Sydney recorded the strongest results, up 1.8 percent, the highest recorded in the city since September 2021. The fall in Sydney’s home values bottomed in January but have since accelerated sharply by 4.8 percent, adding $48,390 to the median dwelling value.

Melbourne recorded more modest gains, with home values increasing by 0.9 percent, bringing the total rise this quarter to 1.6 percent. It was the smaller capitals of Brisbane (up 1.4 percent) and Perth (up 1.3 percent) that reported stronger gains.

CoreLogic research director Tim Lawless said the lack of housing stock was an obvious influence on the growing values.

 “Advertised listings trended lower through May with roughly 1,800 fewer capital city homes advertised for sale relative to the end of April. Inventory levels are -15.3 percent lower than they were at the same time last year and -24.4 percent below the previous five-year average for this time of year,” he said.

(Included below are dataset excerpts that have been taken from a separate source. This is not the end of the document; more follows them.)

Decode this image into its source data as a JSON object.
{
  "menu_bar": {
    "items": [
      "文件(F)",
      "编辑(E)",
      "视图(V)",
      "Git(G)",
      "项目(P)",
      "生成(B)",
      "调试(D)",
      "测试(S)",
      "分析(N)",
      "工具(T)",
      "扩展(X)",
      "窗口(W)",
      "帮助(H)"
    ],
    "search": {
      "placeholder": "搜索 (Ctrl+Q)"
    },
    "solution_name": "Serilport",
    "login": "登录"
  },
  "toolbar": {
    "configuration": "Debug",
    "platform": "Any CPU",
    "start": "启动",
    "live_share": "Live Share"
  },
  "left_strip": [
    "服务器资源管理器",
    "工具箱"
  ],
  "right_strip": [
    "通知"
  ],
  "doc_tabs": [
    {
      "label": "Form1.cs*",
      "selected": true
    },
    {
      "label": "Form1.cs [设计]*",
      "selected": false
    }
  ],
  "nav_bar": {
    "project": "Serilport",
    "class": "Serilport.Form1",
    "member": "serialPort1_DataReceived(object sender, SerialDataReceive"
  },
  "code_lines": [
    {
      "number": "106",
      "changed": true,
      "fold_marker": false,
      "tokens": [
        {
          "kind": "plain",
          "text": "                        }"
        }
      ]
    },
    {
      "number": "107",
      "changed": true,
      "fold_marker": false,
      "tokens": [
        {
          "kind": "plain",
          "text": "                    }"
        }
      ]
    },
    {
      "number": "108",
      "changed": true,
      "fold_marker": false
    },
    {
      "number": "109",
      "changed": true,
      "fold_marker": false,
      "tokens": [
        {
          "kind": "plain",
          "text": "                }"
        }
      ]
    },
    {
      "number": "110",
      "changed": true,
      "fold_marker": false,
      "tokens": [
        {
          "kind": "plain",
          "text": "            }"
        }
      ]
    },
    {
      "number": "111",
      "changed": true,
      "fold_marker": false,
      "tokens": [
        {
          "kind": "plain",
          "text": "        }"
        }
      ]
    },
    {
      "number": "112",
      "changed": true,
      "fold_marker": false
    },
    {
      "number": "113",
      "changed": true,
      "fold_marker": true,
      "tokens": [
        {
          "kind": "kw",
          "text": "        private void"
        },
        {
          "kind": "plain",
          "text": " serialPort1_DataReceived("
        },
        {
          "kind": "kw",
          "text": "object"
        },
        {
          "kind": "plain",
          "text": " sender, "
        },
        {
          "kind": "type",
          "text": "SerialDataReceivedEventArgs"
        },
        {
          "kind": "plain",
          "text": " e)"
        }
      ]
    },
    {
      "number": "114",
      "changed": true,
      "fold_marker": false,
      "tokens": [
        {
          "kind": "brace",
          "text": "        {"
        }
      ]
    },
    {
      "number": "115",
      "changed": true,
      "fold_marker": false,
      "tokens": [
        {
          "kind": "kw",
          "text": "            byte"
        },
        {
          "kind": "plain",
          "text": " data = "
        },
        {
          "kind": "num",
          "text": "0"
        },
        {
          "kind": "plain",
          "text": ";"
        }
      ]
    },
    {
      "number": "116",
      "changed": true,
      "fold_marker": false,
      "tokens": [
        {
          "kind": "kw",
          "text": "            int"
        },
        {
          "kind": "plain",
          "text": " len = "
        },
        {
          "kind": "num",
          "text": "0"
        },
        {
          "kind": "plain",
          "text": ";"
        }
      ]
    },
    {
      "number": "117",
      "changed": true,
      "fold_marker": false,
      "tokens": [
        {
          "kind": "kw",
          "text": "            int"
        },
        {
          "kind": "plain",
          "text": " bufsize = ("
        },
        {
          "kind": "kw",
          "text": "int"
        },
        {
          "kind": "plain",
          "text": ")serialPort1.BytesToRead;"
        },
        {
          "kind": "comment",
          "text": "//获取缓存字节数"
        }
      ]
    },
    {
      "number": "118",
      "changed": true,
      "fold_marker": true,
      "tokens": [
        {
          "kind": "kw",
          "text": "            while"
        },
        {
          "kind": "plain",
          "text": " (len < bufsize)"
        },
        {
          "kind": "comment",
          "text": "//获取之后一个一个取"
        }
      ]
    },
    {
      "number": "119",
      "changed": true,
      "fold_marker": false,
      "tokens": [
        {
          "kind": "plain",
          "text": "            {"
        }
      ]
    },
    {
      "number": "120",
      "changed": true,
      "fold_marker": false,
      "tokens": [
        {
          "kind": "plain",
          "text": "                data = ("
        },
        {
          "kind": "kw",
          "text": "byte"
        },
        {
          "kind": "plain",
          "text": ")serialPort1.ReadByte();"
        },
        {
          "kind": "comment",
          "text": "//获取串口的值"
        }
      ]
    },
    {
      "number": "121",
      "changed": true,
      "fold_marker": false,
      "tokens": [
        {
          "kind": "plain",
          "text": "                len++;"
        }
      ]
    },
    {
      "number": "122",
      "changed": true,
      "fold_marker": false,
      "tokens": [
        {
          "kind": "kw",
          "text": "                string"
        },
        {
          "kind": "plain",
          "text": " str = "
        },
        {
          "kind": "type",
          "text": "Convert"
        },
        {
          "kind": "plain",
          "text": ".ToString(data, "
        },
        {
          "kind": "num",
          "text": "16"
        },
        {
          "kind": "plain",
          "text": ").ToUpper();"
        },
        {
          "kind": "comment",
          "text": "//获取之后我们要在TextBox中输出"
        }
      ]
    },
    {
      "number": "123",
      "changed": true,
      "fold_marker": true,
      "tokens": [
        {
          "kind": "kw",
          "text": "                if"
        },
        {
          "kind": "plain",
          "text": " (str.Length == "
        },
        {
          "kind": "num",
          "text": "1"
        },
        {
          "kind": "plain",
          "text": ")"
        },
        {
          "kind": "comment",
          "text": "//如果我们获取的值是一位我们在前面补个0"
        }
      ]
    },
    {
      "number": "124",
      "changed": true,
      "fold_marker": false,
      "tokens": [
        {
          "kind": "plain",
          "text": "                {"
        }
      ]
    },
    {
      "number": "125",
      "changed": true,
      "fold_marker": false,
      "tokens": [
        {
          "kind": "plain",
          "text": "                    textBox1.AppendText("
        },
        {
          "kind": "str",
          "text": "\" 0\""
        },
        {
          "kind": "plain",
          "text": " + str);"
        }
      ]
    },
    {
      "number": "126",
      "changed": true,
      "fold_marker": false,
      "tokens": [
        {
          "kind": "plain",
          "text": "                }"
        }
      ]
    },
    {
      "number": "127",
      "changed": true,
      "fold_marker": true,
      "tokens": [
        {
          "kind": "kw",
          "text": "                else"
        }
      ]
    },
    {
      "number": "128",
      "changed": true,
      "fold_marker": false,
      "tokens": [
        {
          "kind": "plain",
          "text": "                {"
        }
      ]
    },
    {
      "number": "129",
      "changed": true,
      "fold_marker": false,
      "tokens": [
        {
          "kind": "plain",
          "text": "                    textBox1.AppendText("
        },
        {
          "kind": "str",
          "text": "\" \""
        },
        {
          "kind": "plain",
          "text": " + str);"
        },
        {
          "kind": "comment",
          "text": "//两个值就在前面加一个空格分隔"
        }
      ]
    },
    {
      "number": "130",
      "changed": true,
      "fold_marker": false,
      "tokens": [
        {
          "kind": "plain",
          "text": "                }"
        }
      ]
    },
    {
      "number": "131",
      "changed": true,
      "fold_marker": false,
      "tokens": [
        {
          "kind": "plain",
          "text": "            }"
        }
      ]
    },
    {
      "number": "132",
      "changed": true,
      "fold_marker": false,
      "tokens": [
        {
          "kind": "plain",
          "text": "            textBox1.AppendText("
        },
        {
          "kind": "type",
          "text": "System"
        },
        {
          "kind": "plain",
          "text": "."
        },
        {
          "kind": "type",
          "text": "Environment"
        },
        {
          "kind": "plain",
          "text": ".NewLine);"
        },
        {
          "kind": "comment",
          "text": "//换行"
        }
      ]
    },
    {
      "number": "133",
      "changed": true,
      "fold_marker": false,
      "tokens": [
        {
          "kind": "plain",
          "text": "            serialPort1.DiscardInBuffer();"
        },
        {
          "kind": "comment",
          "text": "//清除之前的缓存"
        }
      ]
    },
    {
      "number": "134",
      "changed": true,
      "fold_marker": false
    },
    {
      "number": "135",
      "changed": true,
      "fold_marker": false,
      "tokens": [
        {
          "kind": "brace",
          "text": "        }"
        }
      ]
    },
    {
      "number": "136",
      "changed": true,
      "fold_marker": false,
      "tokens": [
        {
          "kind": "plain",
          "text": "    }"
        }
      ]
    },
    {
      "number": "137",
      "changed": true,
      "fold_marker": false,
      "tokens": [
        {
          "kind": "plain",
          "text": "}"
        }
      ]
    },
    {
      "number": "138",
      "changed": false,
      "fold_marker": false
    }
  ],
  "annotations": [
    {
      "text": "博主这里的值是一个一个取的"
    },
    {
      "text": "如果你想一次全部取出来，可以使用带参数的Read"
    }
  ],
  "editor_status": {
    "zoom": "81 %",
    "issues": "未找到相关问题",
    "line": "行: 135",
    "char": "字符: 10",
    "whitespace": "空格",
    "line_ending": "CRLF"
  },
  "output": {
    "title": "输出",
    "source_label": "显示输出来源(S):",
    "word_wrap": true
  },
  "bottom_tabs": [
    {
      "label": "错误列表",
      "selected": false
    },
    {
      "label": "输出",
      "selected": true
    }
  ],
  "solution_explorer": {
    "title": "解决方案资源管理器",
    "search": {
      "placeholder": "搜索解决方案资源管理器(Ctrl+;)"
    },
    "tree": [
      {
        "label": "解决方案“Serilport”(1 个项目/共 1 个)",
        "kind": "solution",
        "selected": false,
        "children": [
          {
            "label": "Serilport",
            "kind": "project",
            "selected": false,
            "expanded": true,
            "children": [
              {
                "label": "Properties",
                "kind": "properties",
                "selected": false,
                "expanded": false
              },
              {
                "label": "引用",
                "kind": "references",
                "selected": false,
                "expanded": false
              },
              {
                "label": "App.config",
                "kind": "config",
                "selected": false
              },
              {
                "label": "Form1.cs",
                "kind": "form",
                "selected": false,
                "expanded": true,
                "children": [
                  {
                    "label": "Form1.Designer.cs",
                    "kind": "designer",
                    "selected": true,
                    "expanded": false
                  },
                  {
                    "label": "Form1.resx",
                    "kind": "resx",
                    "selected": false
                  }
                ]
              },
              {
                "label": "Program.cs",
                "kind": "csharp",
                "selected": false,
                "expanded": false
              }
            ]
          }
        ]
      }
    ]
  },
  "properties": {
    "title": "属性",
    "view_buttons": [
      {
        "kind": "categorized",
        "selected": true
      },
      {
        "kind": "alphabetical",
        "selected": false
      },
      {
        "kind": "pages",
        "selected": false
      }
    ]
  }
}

“With such a short supply of available housing stock, buyers are becoming more competitive and there’s an element of FOMO creeping into the market. 

“Amid increased competition, auction clearance rates have trended higher, holding at 70 percent or above over the past three weeks. For private treaty sales, homes are selling faster and with less vendor discounting.” 

Vendor discounting has been a feature in some parts of the country, particularly prestige regional areas that saw rapid price rises during the pandemic – and subsequent falls as people returned to the workplace in major centres.

The CoreLogic Home Value Index reports while prices appear to have found the floor in regional areas, the pace of recovery has been slower.

“Although regional home values are trending higher, the rate of gain hasn’t kept pace with the capitals. Over the past three months, growth in the combined capitals index was more than triple the pace of growth seen across the combined regionals at 2.8% and 0.8% respectively,” Mr Lawless said.

“Although advertised housing supply remains tight across regional Australia, demand from net overseas migration is less substantial. ABS data points to around 15% of Australia’s net overseas migration being centred in the regions each year. Additionally, a slowdown in internal migration rates across the regions has helped to ease the demand side pressures on housing.”